We review the trial court’s decision under a bifurcated standard, providing almost total deference to the court’s determination of historical fact, and application-of-law-to-fact issues that turn on credibility or demeanor, but reviewing de novo other issues involving the application of law to facts. Johnson v. State, 183 S.W.3d 515, 519-520 (Tex. App.—Houston [14th Dist.] 2006, pet. dism’d). The ultimate question of whether a reasonable probability exists that exculpatory DNA tests would prove innocence is an application-of-law-to-fact question that does not turn on credibility and demeanor and is therefore reviewed de novo. Id. at 520.

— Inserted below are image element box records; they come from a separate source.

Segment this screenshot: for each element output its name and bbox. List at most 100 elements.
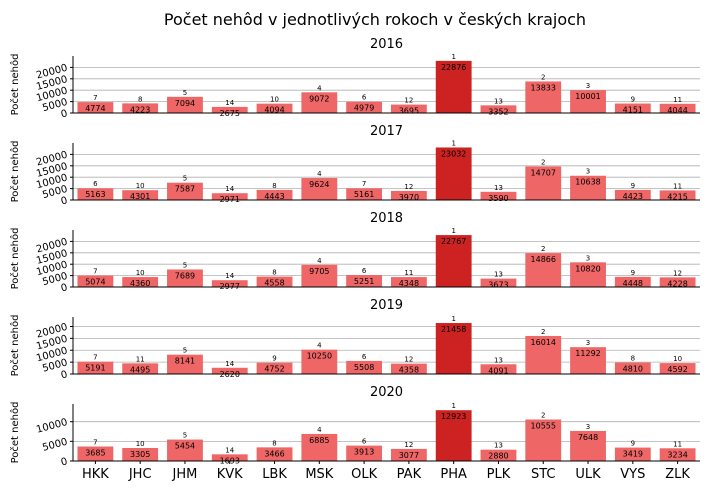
rank-label: 9 xyxy=(631,96,635,104)
bar-PAK xyxy=(390,448,427,461)
rank-label: 9 xyxy=(272,355,276,363)
rank-label: 11 xyxy=(673,182,682,190)
bar-HKK xyxy=(77,361,114,374)
x-tick-label: PHA xyxy=(440,467,467,482)
bar-PHA xyxy=(435,60,472,113)
value-label: 7689 xyxy=(175,271,195,280)
value-label: 9624 xyxy=(309,180,329,189)
bar-PAK xyxy=(390,104,427,113)
rank-label: 14 xyxy=(225,99,234,107)
rank-label: 7 xyxy=(93,94,97,102)
value-label: 4423 xyxy=(623,192,643,201)
bar-HKK xyxy=(77,275,114,287)
value-label: 4810 xyxy=(623,365,643,374)
value-label: 4223 xyxy=(130,105,150,114)
value-label: 14707 xyxy=(531,168,556,177)
value-label: 5161 xyxy=(354,190,374,199)
bar-LBK xyxy=(256,447,293,461)
rank-label: 9 xyxy=(631,269,635,277)
bar-ULK xyxy=(570,175,606,200)
value-label: 8141 xyxy=(175,357,195,366)
value-label: 23032 xyxy=(441,149,466,158)
rank-label: 1 xyxy=(451,227,455,235)
value-label: 9705 xyxy=(309,267,329,276)
rank-label: 9 xyxy=(631,440,635,448)
value-label: 3352 xyxy=(488,107,508,116)
rank-label: 12 xyxy=(404,97,413,105)
rank-label: 7 xyxy=(93,267,97,275)
rank-label: 11 xyxy=(404,269,413,277)
value-label: 5191 xyxy=(85,364,105,373)
rank-label: 1 xyxy=(451,53,455,61)
bar-PLK xyxy=(480,191,517,200)
y-axis-label: Počet nehôd xyxy=(9,402,21,464)
rank-label: 4 xyxy=(317,342,322,350)
value-label: 14866 xyxy=(531,255,556,264)
rank-label: 3 xyxy=(586,339,590,347)
bar-JHM xyxy=(167,354,203,374)
rank-label: 4 xyxy=(317,84,322,92)
rank-label: 5 xyxy=(183,89,187,97)
value-label: 3419 xyxy=(623,450,643,459)
value-label: 22767 xyxy=(441,237,466,246)
value-label: 4774 xyxy=(85,104,105,113)
rank-label: 6 xyxy=(362,438,367,446)
value-label: 7648 xyxy=(578,433,598,442)
y-tick-label: 0 xyxy=(60,282,69,294)
panel-title: 2020 xyxy=(370,385,403,400)
panel-title: 2017 xyxy=(370,124,403,139)
value-label: 4979 xyxy=(354,104,374,113)
rank-label: 14 xyxy=(225,272,234,280)
value-label: 4358 xyxy=(399,366,419,375)
bar-KVK xyxy=(211,367,248,374)
rank-label: 13 xyxy=(494,97,503,105)
bar-PLK xyxy=(480,364,517,374)
value-label: 5074 xyxy=(85,277,105,286)
bar-HKK xyxy=(77,188,114,200)
rank-label: 4 xyxy=(317,170,322,178)
rank-label: 14 xyxy=(225,446,234,454)
value-label: 3590 xyxy=(488,194,508,203)
rank-label: 6 xyxy=(93,180,98,188)
rank-label: 1 xyxy=(451,402,455,410)
bar-HKK xyxy=(77,446,114,461)
rank-label: 5 xyxy=(183,432,187,440)
rank-label: 5 xyxy=(183,261,187,269)
bar-PAK xyxy=(390,190,427,200)
bar-LBK xyxy=(256,189,293,200)
value-label: 13833 xyxy=(531,83,556,92)
value-label: 2880 xyxy=(488,452,508,461)
rank-label: 7 xyxy=(362,180,366,188)
value-label: 4094 xyxy=(264,106,284,115)
value-label: 3695 xyxy=(399,107,419,116)
rank-label: 3 xyxy=(586,168,590,176)
rank-label: 12 xyxy=(404,441,413,449)
value-label: 16014 xyxy=(531,338,556,347)
rank-label: 1 xyxy=(451,315,455,323)
x-tick-label: VYS xyxy=(620,467,645,482)
bar-PAK xyxy=(390,363,427,374)
rank-label: 10 xyxy=(136,269,145,277)
rank-label: 10 xyxy=(136,182,145,190)
rank-label: 14 xyxy=(225,185,234,193)
bar-JHC xyxy=(122,277,159,287)
rank-label: 11 xyxy=(136,355,145,363)
bar-PHA xyxy=(435,147,472,200)
value-label: 3673 xyxy=(488,281,508,290)
x-tick-label: STC xyxy=(531,467,556,482)
rank-label: 5 xyxy=(183,347,187,355)
y-tick-label: 0 xyxy=(60,456,69,468)
y-tick-label: 0 xyxy=(60,195,69,207)
bar-KVK xyxy=(211,193,248,200)
bar-OLK xyxy=(346,360,383,374)
bar-ZLK xyxy=(659,190,696,200)
bar-JHC xyxy=(122,190,159,200)
bar-MSK xyxy=(301,264,338,287)
value-label: 7094 xyxy=(175,99,195,108)
value-label: 5454 xyxy=(175,442,195,451)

In order to demonstrate a “reasonable probability” that he would not have been convicted, as required under article 64.04, appellant must show a reasonable probability that exculpatory DNA tests would prove his innocence. Rivera v. State, 89 S.W.3d 55, 59 (Tex. Crim. App. 2002). A reasonable probability of innocence exists when there is a probability sufficient to undermine confidence in the outcome. Id.; Thompson v. State, 9 S.W.3d 808, 812 (Tex. Crim. App. 1999). A trial court does not err in finding DNA test results “not favorable” if the post-conviction results fail to demonstrate a reasonable probability of innocence in the face of other evidence that is sufficient to establish guilt. Johnson, 183 S.W.3d at 520.

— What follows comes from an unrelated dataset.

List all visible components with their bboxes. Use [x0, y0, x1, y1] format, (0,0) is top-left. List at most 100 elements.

At appellant’s 1998 trial, the complainant, M.B., testified that she had met appellant several years before the sexual assault occurred. They dated for a short time but had stopped dating about three months before the offense. M.B. further stated that on May 10, 1997, she was staying at her friend Juan Pena’s apartment when appellant jumped through a window and landed on her. Appellant said, “Bitch, get up and get your clothes on.” While M.B. dressed, appellant hit Pena in the face. M.B. stated that appellant dragged her out of the apartment and down the street until they arrived at a “whole bunch of bushes.” Appellant threw her down, removed her clothes, threatened to kill her, and hit and kicked her, saying, “this is for fucking that man.” Appellant bloodied M.B.’s nose and mouth. According to M.B.’s testimony, once appellant removed her shorts, he inserted a stick inside of her and then placed his penis inside her vagina but ultimately ejaculated “all over the outside” of her vagina. Afterward, M.B. put her shorts back on. Appellant forced her to stay with him the remainder of the night.

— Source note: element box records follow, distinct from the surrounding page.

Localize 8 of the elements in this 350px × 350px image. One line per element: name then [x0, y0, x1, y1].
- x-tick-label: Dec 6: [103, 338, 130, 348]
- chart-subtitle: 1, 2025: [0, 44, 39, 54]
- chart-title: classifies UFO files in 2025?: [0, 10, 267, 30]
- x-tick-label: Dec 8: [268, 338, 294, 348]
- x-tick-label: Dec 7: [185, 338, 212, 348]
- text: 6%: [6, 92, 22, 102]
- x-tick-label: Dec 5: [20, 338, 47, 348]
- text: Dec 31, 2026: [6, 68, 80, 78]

M.B. further testified that on the next day, appellant forced her to accompany him to various places by threatening to kill her. When appellant again threatened to kill her, M.B. ran away and managed to escape. She eventually made her way to Ben Taub Hospital, where she underwent an examination in which vaginal swabs were taken. In her testimony, M.B. acknowledged that she at times either lived with friends or on the street and had been convicted for prostitution four times.
Juan Pena testified that appellant was the person who took M.B. from Pena’s apartment before the assault. Maria Gonzalez, a registered nurse at Ben Taub testified that she performed a rape kit examination of M.B. on May 12, 1997. She observed bruises on M.B.’s face, body, and vagina and described complainant’s vaginal injuries as inconsistent with consensual sex.
James Bolding, a DNA analyst from the Houston Police Department Crime Laboratory, testified at the 1998 trial that he examined evidence taken as part of M.B.’s rape kit. He analyzed the vaginal swabs and smears and found no evidence of male secretions on these items. He also found no semen on M.B.’s jean shorts and black t-shirt but did find blood on the shorts. No DNA evidence was introduced during the trial.